Hi Pat, the San Francisco Chronicle asked readers yesterday to come up with a better name for the RRW. The link is below.

http://sfgate.com/cgi-bin/blogs/sfgate/detail?blogid=13&entry_id=14022

Here are my favorites:

Nancy Bertossa, Aptos - The "We Really Hope It Works But If It Doesn't We Were Just Kidding Warhead." In military circles, also known as DAMMAPOTP: "Drop as much money as possible on the problem."

Philip Ha, Oakland - The ICTBSW, aka the "I Can't Think of a Better Solution Warhead."

Timothy Moder, Berkeley - "Bush's Finest Hour." This is a lot cheaper than Iraq and hasn't killed a single person to date.

Ted Loewenberg, San Francisco- "The Nuculearator" fits well with Bush's command of the English language. There's no logic in calling the weapon "reliable" because it must be, by definition.
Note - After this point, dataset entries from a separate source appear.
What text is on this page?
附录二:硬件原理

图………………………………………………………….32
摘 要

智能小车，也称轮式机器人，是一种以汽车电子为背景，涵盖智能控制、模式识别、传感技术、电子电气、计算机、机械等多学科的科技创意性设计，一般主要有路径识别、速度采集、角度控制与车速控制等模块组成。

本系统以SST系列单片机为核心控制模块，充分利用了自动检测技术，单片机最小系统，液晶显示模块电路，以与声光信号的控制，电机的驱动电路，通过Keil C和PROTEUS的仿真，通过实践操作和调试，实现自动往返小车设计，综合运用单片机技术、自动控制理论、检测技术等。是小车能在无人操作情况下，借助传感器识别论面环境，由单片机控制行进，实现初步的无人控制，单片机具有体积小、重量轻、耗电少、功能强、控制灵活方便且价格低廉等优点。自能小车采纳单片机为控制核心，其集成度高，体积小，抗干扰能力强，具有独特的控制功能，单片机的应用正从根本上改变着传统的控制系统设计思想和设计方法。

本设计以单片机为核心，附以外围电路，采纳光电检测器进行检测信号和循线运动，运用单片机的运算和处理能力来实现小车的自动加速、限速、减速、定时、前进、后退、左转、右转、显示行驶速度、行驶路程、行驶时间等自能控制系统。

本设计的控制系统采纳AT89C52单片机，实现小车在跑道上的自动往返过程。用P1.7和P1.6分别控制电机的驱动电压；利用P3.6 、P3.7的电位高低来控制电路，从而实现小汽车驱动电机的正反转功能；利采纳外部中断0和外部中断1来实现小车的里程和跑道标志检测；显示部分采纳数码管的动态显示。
Let future generations remember Bush's militarism and his foreign policy failures by relying on a "Nuculearator" trump card in the silos.

John Bejarano, San Mateo - How about: "The warhead named by a progressive newspaper wasting its space by asking people to name it in such a way as to try to bring further obloquy to an already deservedly embattled Bush administration for the entertainment purposes of their readership's leftist majority." Or is that too long?